Debt collectors use account deletions as a last resort to get their customers to pay.
This is because the practice is frowned upon and is seen as falsifying official records. It isn’t illegal, but it will take some negotiating on your part to get them to agree.
I recommend offering to pay half of the balance in exchange for account removal.
This sets the bar pretty low, which means that Nationwide Recovery Service may be more willing to offer you a deletion at a higher amount.
Get the agreement with them in writing before you make your first payment on the debt.
This allows you to have proof to bolster your claims if they refuse to remove the account after you pay.
They should remove the account about one month after they receive your first payment.
Monitor your credit report to make sure that they follow through.
Ask For Help Dealing with Nationwide Recovery Service
Not everyone is comfortable taking on Nationwide Recovery Service by themselves.
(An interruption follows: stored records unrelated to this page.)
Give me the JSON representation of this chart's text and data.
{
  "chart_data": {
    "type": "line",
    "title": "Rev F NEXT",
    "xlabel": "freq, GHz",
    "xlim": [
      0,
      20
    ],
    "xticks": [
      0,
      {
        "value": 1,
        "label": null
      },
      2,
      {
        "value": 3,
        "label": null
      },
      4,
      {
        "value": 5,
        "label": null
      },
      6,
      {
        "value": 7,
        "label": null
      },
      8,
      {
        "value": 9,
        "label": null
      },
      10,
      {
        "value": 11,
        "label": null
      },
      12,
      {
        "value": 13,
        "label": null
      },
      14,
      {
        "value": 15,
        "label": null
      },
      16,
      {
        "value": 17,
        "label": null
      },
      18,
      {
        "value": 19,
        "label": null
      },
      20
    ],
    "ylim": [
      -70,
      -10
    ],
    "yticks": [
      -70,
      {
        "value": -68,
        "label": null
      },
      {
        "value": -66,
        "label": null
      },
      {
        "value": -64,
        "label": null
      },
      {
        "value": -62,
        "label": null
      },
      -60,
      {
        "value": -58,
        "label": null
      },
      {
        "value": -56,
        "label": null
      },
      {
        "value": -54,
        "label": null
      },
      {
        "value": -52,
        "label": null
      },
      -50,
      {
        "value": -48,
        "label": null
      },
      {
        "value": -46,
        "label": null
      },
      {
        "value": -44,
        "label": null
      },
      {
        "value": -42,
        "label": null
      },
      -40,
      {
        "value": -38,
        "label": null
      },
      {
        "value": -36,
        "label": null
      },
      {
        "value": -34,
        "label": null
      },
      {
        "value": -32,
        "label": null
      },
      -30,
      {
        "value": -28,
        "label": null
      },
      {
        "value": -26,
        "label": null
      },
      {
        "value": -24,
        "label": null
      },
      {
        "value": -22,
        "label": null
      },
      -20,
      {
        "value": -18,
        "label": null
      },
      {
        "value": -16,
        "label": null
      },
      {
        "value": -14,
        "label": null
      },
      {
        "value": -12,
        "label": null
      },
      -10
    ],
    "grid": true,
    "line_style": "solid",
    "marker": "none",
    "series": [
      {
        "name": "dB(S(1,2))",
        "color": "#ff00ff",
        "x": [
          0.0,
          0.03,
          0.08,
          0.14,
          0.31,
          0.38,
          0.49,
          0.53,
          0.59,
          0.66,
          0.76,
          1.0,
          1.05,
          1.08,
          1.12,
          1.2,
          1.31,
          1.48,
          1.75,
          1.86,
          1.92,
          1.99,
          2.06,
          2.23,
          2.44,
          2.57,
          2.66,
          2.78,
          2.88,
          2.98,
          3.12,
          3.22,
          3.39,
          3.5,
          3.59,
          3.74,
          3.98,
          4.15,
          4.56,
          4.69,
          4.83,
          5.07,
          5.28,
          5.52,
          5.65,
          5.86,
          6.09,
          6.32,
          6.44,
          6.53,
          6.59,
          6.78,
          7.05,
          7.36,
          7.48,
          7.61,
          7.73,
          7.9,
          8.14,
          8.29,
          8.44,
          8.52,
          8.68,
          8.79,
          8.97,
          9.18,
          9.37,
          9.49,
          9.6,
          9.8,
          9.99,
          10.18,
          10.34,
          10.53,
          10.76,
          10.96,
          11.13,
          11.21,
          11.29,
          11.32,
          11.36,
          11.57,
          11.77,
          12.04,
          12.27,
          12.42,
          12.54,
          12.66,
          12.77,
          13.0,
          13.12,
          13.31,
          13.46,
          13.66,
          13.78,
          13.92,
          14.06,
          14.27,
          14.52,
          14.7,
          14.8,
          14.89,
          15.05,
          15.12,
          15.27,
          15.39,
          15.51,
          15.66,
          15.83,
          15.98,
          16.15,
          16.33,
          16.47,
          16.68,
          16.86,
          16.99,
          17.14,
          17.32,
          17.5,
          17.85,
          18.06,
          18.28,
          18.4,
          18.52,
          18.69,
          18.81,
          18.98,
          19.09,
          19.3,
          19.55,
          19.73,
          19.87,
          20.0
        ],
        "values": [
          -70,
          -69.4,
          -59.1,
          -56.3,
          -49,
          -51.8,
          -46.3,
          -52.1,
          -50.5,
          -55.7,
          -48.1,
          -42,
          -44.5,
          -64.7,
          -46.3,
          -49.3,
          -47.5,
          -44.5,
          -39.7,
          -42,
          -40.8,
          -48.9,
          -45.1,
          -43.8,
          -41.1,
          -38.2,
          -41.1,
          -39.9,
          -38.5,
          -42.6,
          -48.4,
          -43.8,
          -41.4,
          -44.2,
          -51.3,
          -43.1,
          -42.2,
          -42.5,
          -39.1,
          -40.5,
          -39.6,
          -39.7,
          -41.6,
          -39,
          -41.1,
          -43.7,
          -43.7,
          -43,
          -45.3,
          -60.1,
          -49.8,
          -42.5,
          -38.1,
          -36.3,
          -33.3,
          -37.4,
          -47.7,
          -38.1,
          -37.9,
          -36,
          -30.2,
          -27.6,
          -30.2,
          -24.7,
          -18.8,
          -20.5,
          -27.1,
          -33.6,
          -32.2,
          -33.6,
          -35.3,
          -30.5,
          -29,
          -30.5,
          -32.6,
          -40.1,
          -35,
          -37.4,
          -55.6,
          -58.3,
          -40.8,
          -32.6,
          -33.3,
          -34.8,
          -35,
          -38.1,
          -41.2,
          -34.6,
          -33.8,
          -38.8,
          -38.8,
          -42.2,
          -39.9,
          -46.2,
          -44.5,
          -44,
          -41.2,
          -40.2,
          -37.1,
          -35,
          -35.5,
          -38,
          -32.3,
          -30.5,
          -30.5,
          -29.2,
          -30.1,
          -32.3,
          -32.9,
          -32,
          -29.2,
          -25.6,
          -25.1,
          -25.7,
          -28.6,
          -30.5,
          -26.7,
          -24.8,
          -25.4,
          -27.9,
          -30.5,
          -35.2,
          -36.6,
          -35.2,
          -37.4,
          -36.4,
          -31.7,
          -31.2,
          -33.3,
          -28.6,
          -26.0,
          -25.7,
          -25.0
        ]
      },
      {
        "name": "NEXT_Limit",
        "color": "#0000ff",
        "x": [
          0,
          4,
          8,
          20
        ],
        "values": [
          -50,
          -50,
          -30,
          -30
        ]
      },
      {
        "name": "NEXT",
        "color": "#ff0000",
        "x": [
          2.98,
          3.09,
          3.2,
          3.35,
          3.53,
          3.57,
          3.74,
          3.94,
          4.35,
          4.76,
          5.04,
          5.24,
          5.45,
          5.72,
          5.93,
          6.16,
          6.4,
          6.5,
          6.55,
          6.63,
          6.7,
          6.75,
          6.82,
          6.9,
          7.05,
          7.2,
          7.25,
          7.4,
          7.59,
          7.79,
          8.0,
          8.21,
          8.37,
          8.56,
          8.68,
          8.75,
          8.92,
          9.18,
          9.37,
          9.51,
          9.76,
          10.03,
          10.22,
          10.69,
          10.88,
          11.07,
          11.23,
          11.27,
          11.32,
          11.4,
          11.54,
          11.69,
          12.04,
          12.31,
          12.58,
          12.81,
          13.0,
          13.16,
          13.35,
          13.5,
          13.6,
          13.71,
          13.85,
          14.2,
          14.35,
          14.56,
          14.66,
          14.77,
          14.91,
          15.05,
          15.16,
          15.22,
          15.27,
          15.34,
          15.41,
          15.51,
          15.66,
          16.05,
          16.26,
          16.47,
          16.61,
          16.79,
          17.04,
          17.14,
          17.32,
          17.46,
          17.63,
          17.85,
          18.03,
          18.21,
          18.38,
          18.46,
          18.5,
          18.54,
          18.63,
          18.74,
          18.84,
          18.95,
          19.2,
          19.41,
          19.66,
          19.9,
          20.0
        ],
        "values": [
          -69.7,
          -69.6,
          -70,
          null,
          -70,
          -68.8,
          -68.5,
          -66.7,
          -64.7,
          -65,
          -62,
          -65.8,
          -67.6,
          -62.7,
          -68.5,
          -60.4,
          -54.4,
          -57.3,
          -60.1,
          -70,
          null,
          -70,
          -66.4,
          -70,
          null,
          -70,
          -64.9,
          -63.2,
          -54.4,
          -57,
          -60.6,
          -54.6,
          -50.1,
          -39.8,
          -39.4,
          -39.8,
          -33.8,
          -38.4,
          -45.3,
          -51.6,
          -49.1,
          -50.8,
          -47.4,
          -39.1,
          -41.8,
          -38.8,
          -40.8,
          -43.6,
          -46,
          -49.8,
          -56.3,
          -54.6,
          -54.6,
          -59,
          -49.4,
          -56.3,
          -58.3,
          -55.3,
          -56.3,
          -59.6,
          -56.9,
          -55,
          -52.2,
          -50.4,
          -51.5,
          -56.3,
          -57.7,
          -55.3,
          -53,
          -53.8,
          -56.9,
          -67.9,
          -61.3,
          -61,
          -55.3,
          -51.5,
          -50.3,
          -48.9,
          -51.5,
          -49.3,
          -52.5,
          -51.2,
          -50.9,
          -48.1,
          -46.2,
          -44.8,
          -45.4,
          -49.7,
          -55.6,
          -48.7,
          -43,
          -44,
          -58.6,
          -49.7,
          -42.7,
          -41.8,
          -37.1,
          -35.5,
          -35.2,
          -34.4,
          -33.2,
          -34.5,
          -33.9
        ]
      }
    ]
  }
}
That’s where hiring a credit repair company can come in handy.
Credit repair companies help consumers clean up their credit reports by working with debt collectors to negotiate deletions.
They will take over all of the communications with the debt collector so that you don’t jeopardize your account removal.
It’s critical that you work with a credit professional that is a good match for your credit needs.
No one said that dealing with a collection agency was easy, but it will certainly save you headaches when you go to apply for a mortgage or credit card.
Does Nationwide Recovery Service Have Any Complaints?
No one enjoys hearing from a debt collector, and this holds true for Nationwide Recovery Service.
Their customers have had a lot to say about them over the years, and not a lot of it is positive.
They have had 66 complaints filed with the Better Business Bureau (BBB) and over 100 complaints filed with the Consumer Financial Protection Bureau (CFPB).
They have been involved in at least 6 cases of civil litigation.
A lot of the problems with Nationwide Recovery Service stem from their disregard of the Fair Debt Collection Practices Act (FDCPA).
This is meant to protect consumers from various abuses from collection agencies. We will discuss what the FDCPA means for rights later on.
If you have been experiencing issues with Nationwide Recovery Service, you have a right to lodge a complaint as well.